Johnson left the same ground on Friday with a haul of 4 for 61 after some unnerving short-pitch bowling.
Brisbane: Mitchell Johnson left the Gabba three years ago clobbered for 170 runs without taking an England wicket in an Ashes performance that cost him his place in the Australia attack.
He left the same ground on Friday with a haul of 4 for 61 after some unnerving short-pitch bowling, helping to skittle England for 136 in their first innings of the Ashes series. After also contributing 64 with the bat in Australia's first innings of 295, he has proven to the doubters that he belongs in Test cricket.
The Barmy Army had some songs ready to sing if Johnson failed, as they did when he struggled in England on the 2009 tour, but he's kept them silent on the first two days in Brisbane.
Johnson spent time working on his action with fast bowling great Dennis Lillee in Perth after missing selection for the winter Ashes tour. And he got a few short, sharp reminders about the bowling plans from Australia pace coach Craig McDermott at the lunch interval on Friday after he strayed down legside a few too many times. It worked.
"We probably didn't start with the ball the way we would have liked," Australia wicketkeeper Brad Haddin said. "Billy (McDermott) told the bowlers in no uncertain terms where he wanted things to be and we came back after the break and got out lengths right.
"Mitch has been bowling with some very good pace over the last few months," Haddin added, saying his pace was "outstanding" on Australia's recent limited-overs tour to India. "Today was just reward for the work he's put in.
"It's good to have him back. You always like to have a guy with Mitch's pace in your team. Any guy who can push the radar up near 150 Ks, no matter how well you're playing can make it uncomfortable for the opposition."
Ryan Harris removed England captain Alastair Cook with the total at 28, but the tourists appeared to be getting on top until Johnson dismissed Jonathan Trott just before lunch.
"That was a big momentum swing for us," Haddin said, playing down any suggestion that Johnson needed any kind of confidence boost. "I don't think he's had too many problems, he's a 200 Test wicket-taker.
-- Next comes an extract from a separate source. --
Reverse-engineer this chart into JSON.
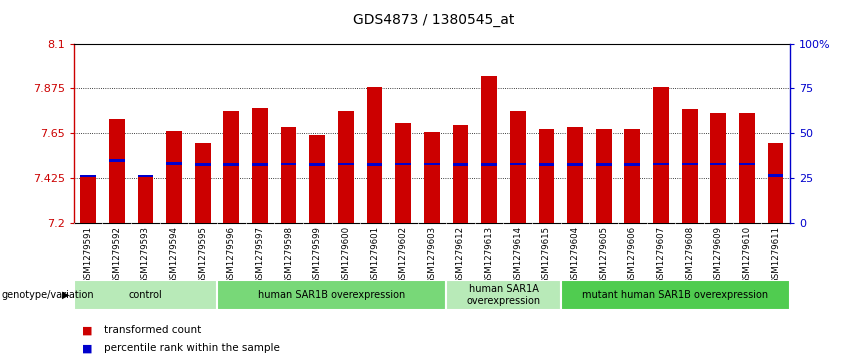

I'm comfortable with where Mitch is at."
He peppered Michael Carberry, England's top scorer with 40, with two short-pitched balls before getting him out bowling around the wicket, then picked up two more wickets as the tourists lost six for nine in a 58-ball slide.
Johnson, now 32, made his Test debut in 2007 against Sri Lanka and his raw pace always made life difficult for batsmen, but his wayward line and length sometimes made him too unreliable for selection.
After his Gabba failure in 2010, he was recalled because of team-mates' injuries for the third Ashes Test at the WACA, and unleashed spells of 6 for 38 and 3 for 44. He was Man of the Match, the only one Australia won, as he took only six more wickets in the series.
Despite that, he had 205 wickets in 51 Tests leading into this series, with Australia desperate to avoid a fourth consecutive Ashes defeat.
Former Australia captain Allan Border lobbied for Johnson's recall for the series, seeing a better technique and promise. On the eve of the match, Border publicly said the pacemen should be let loose to rattle England, and that's exactly what Johnson did.
Carberry was quick to credit Johnson, but also said he'd be more prepared next innings. "Mitchell is a world-class performer. He definitely in terms of pace he would be up there with some of the quickest I've faced in my time," Carberry said. "More importantly, he put the ball in the right area, which is also going to be tough for anyone.
"In our preparations for the game we knew what he was going to bring. We weren't quite up to it today, but tomorrow is a new day and we have another innings to prove ourselves and I'm pretty confident we will do that."